How do you turn an idea into a company hurdling to $1 billion at 100% a year? I asked someone at the helm of such a rocket, Derek Langone, CEO of XebiaLabs. His answer is that you have to reinvent the business before it gets to the next level of growth. Otherwise, the company will stall and investors are likely to replace you with a CEO who can.
XebiaLabs is a player in the so-called DevOps market -- software that helps companies develop and test new computer applications -- which IT consultant Gartner estimated would reach $2.3 billion in 2015.
Last October the company had raised $21.5 million in capital in two rounds, according to venture capital information site Crunchbase and said that it had produced "triple digit year-over-year growth for the past three years."
On Feb. 12, XebiaLabs announced that it had raised another investment "of more than $100 million from a group of backers that includes Susquehanna Growth Equity and Accel. To date, XebiaLabs has raised $121.5 million from investors," according to tech news provider Xconomy.
XebiaLabs was spun out of a Netherlands-based software consulting firm in 2009. The company's chief technology officer, Vincent Partington, had developed tools to automate labor intensive code-writing and testing.

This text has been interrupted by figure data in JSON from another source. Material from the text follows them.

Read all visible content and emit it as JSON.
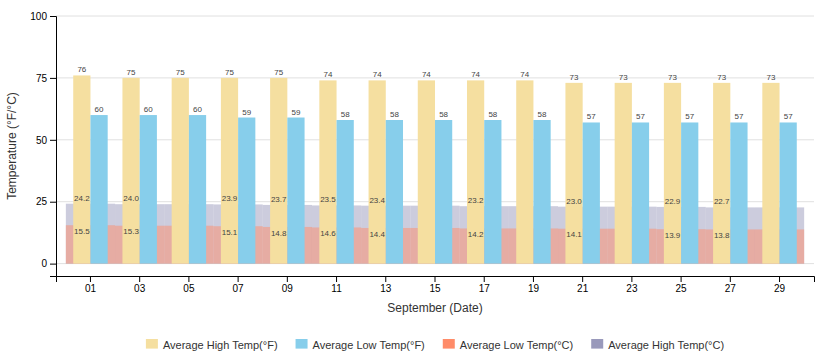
{
  "chart_data": {
    "type": "bar",
    "xlabel": "September (Date)",
    "ylabel": "Temperature (°F/°C)",
    "categories": [
      "01",
      "03",
      "05",
      "07",
      "09",
      "11",
      "13",
      "15",
      "17",
      "19",
      "21",
      "23",
      "25",
      "27",
      "29"
    ],
    "series": [
      {
        "name": "Average High Temp(°F)",
        "type": "bar",
        "color": "#F5DFA0",
        "values": [
          76,
          75,
          75,
          75,
          75,
          74,
          74,
          74,
          74,
          74,
          73,
          73,
          73,
          73,
          73
        ]
      },
      {
        "name": "Average Low Temp(°F)",
        "type": "bar",
        "color": "#87CEEB",
        "values": [
          60,
          60,
          60,
          59,
          59,
          58,
          58,
          58,
          58,
          58,
          57,
          57,
          57,
          57,
          57
        ]
      },
      {
        "name": "Average Low Temp(°C)",
        "type": "band",
        "color": "#FF8C69",
        "values": [
          15.5,
          15.3,
          15.3,
          15.1,
          14.8,
          14.6,
          14.4,
          14.4,
          14.2,
          14.2,
          14.1,
          14.1,
          13.9,
          13.8,
          13.8
        ],
        "value_labels": [
          "15.5",
          "15.3",
          null,
          "15.1",
          "14.8",
          "14.6",
          "14.4",
          null,
          "14.2",
          null,
          "14.1",
          null,
          "13.9",
          "13.8",
          null
        ]
      },
      {
        "name": "Average High Temp(°C)",
        "type": "band",
        "color": "#9999BB",
        "values": [
          24.2,
          24.0,
          24.0,
          23.9,
          23.7,
          23.5,
          23.4,
          23.4,
          23.2,
          23.2,
          23.0,
          23.0,
          22.9,
          22.7,
          22.7
        ],
        "value_labels": [
          "24.2",
          "24.0",
          null,
          "23.9",
          "23.7",
          "23.5",
          "23.4",
          null,
          "23.2",
          null,
          "23.0",
          null,
          "22.9",
          "22.7",
          null
        ]
      }
    ],
    "ylim": [
      -5,
      100
    ],
    "yticks": [
      0,
      25,
      50,
      75,
      100
    ],
    "grid": true,
    "data_labels": true,
    "legend": "bottom"
  }
}
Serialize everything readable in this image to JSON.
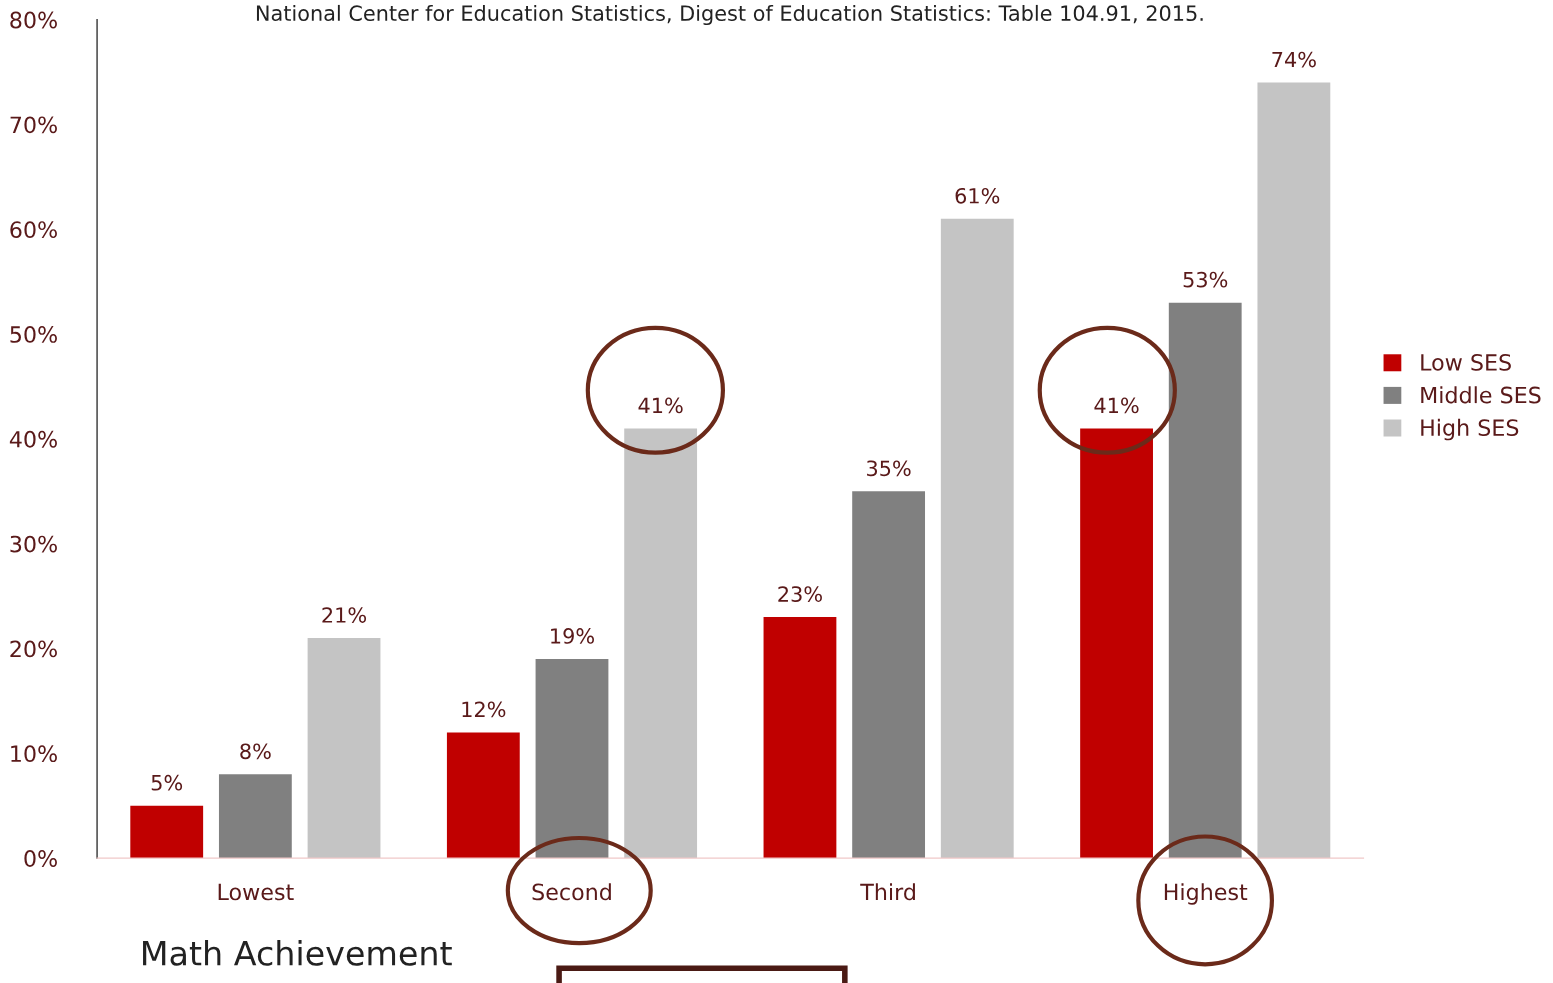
{
  "chart_data": {
    "type": "bar",
    "xlabel": "Math Achievement",
    "annotations": [
      "National Center for Education Statistics, Digest of Education Statistics: Table 104.91, 2015."
    ],
    "categories": [
      "Lowest",
      "Second",
      "Third",
      "Highest"
    ],
    "series": [
      {
        "name": "Low SES",
        "color": "#c00000",
        "values": [
          5,
          12,
          23,
          41
        ],
        "value_labels": [
          "5%",
          "12%",
          "23%",
          "41%"
        ]
      },
      {
        "name": "Middle SES",
        "color": "#808080",
        "values": [
          8,
          19,
          35,
          53
        ],
        "value_labels": [
          "8%",
          "19%",
          "35%",
          "53%"
        ]
      },
      {
        "name": "High SES",
        "color": "#c4c4c4",
        "values": [
          21,
          41,
          61,
          74
        ],
        "value_labels": [
          "21%",
          "41%",
          "61%",
          "74%"
        ]
      }
    ],
    "ylim": [
      0,
      80
    ],
    "yticks": [
      {
        "value": 0,
        "label": "0%"
      },
      {
        "value": 10,
        "label": "10%"
      },
      {
        "value": 20,
        "label": "20%"
      },
      {
        "value": 30,
        "label": "30%"
      },
      {
        "value": 40,
        "label": "40%"
      },
      {
        "value": 50,
        "label": "50%"
      },
      {
        "value": 60,
        "label": "60%"
      },
      {
        "value": 70,
        "label": "70%"
      },
      {
        "value": 80,
        "label": "80%"
      }
    ],
    "legend": "right",
    "grid": false
  }
}
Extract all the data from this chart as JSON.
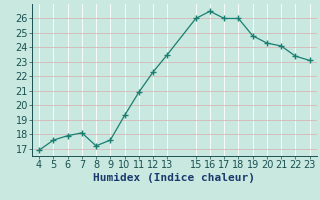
{
  "x": [
    4,
    5,
    6,
    7,
    8,
    9,
    10,
    11,
    12,
    13,
    15,
    16,
    17,
    18,
    19,
    20,
    21,
    22,
    23
  ],
  "y": [
    16.9,
    17.6,
    17.9,
    18.1,
    17.2,
    17.6,
    19.3,
    20.9,
    22.3,
    23.5,
    26.0,
    26.5,
    26.0,
    26.0,
    24.8,
    24.3,
    24.1,
    23.4,
    23.1
  ],
  "xlim": [
    3.5,
    23.5
  ],
  "ylim": [
    16.5,
    27.0
  ],
  "yticks": [
    17,
    18,
    19,
    20,
    21,
    22,
    23,
    24,
    25,
    26
  ],
  "xticks": [
    4,
    5,
    6,
    7,
    8,
    9,
    10,
    11,
    12,
    13,
    15,
    16,
    17,
    18,
    19,
    20,
    21,
    22,
    23
  ],
  "xlabel": "Humidex (Indice chaleur)",
  "line_color": "#1a7f70",
  "marker": "+",
  "bg_color": "#c8e8e0",
  "grid_color_h": "#d4b8b8",
  "grid_color_v": "#ffffff",
  "tick_label_color": "#1a5050",
  "xlabel_color": "#1a3a6e",
  "xlabel_fontsize": 8,
  "tick_fontsize": 7,
  "figw": 3.2,
  "figh": 2.0,
  "dpi": 100
}
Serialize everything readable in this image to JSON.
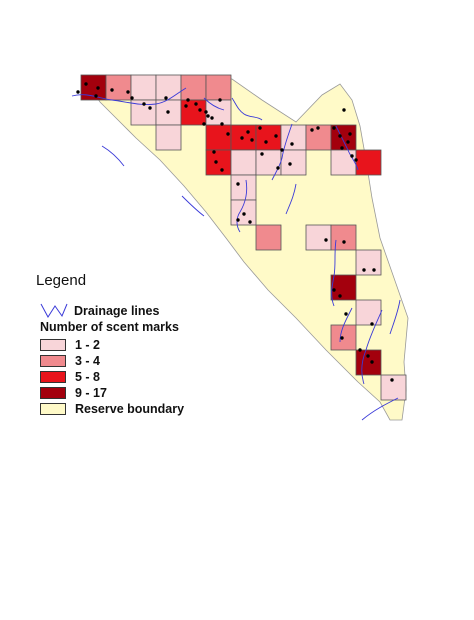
{
  "legend": {
    "title": "Legend",
    "drainage_label": "Drainage lines",
    "scent_heading": "Number of scent marks",
    "classes": [
      {
        "label": "1 - 2",
        "color": "#f8d5d9"
      },
      {
        "label": "3 - 4",
        "color": "#f08a8e"
      },
      {
        "label": "5 - 8",
        "color": "#e8141c"
      },
      {
        "label": "9 - 17",
        "color": "#a3000d"
      }
    ],
    "boundary_label": "Reserve boundary",
    "boundary_color": "#fffac8",
    "drainage_color": "#3a3ad8"
  }
}
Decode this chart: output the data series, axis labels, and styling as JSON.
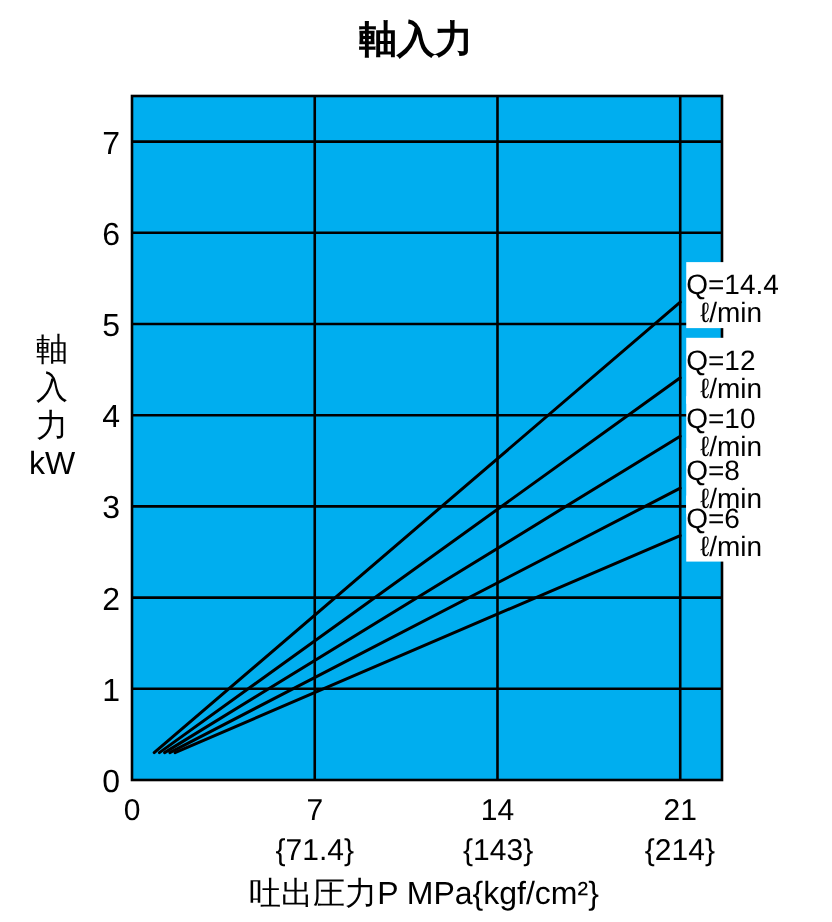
{
  "chart_data": {
    "type": "line",
    "title": "軸入力",
    "xlabel": "吐出圧力P MPa{kgf/cm²}",
    "ylabel": "軸入力kW",
    "xlim": [
      0,
      22.6
    ],
    "ylim": [
      0,
      7.5
    ],
    "xticks": [
      0,
      7,
      14,
      21
    ],
    "x2lim": [
      0,
      230.45
    ],
    "x2ticks": [
      {
        "value": 71.4,
        "label": "{71.4}"
      },
      {
        "value": 143,
        "label": "{143}"
      },
      {
        "value": 214,
        "label": "{214}"
      }
    ],
    "yticks": [
      0,
      1,
      2,
      3,
      4,
      5,
      6,
      7
    ],
    "grid": true,
    "legend": false,
    "marker": "none",
    "line_style": "solid",
    "series": [
      {
        "name": "Q=14.4 ℓ/min",
        "color": "#000000",
        "x": [
          0.85,
          21
        ],
        "values": [
          0.3,
          5.24
        ]
      },
      {
        "name": "Q=12 ℓ/min",
        "color": "#000000",
        "x": [
          1.05,
          21
        ],
        "values": [
          0.3,
          4.41
        ]
      },
      {
        "name": "Q=10 ℓ/min",
        "color": "#000000",
        "x": [
          1.25,
          21
        ],
        "values": [
          0.3,
          3.77
        ]
      },
      {
        "name": "Q=8 ℓ/min",
        "color": "#000000",
        "x": [
          1.45,
          21
        ],
        "values": [
          0.3,
          3.2
        ]
      },
      {
        "name": "Q=6 ℓ/min",
        "color": "#000000",
        "x": [
          1.65,
          21
        ],
        "values": [
          0.3,
          2.68
        ]
      }
    ]
  }
}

Langone became CEO in 2015 to apply his skills in operations and scaling to XebiaLabs. He has delivered growth -- revenue was up over 100% in 2016 and in 2017. The company went from 60 to 135 employees in 2016; employed 140 in February 2018, and expects to hire 52 more by February 2019.
In a March 5 interview, Langone explained how to grow from an idea into a $1 billion company -- focusing on how a company must change as it sets its sites on ever-more revenue.
Here are the five revenue bands that are driving XebiaLabs' growth.
1. The Hardest Part: $0 to $1 Million
You can't get off the ground unless your product solves a big customer problem. As Langone said, "From $0 to $1 million in revenue is the hardest part. Often the CEO can get the first five or 10 customers who are friendly. But the real test is whether a sales person can win more customers in the wild [- winning customers based on the merits of the product and the viability of the company.]"
2. Getting Systematic About Selling: $1 Million to $25 Million
It is much more challenging to reach $25 million in revenue. "From $1 million to $10 million, the challenge is how to repeat the initial success with more customers. Part of that is hiring and managing sales people who can add to revenues. Over $10 million, the company needs to become more systematic about selling and to bring in expertise in new functions such as product management. And the CEO's role is to make sure that these new experts work together well," he explained.
3. Reinventing Everything: $25 Million to $50 Million
Companies must change more dramatically if they hope to reach $50 million in revenue. As Langone said, "The levers that worked to get to $25 million will not help you get to $50 million. There will not be more organic demand. You have to be more aggressive about adding revenue without hiring more people. To do that you need to work with partners. In our case, we had to broaden what our product could do so that we could increase the revenue we received from each customer."
4. Bring In Big Company Experts: $50 Million to $100 Million
Generating more than $50 million in revenue requires revamping the senior levels of the organization. "You need to bring in experts - trading up from people with small company experience to people who have managed important functions [such as working with partners, selling, marketing, and customer service] in much larger companies," according to Langone.
At this stage, the CEO must build an organization that can grow much larger. "You want to hire people who have grown companies to $300 million who can build alliance teams and partner channels. You need to make processes more comprehensive, so people get it right the first time. And you must give employees the opportunity to be entrepreneurs and to take responsibility for achieving results. Everyone has a scorecard," he explained.
5. Seizing New Opportunity: Over $100 Million
To reach $100 million in revenue, every function must participate. "Sales, Marketing, and Product Development must each identify how they will contribute to reaching the $100 million goal. You should set realistic targets and link pay to achieving company and function-specific goals," he said.
While a company is thinking about how to change internally to achieve its internal goals, it must not lose sight of how it will create value for customers. As Langone explained, "Scaling is taking advantage of market opportunity. You have to look at how the market is changing and how customer demand, competitor strategies, and complementary technologies will create future opportunities."
While these ideas seem to be working for XebiaLabs, there is useful wisdom here for other companies as well.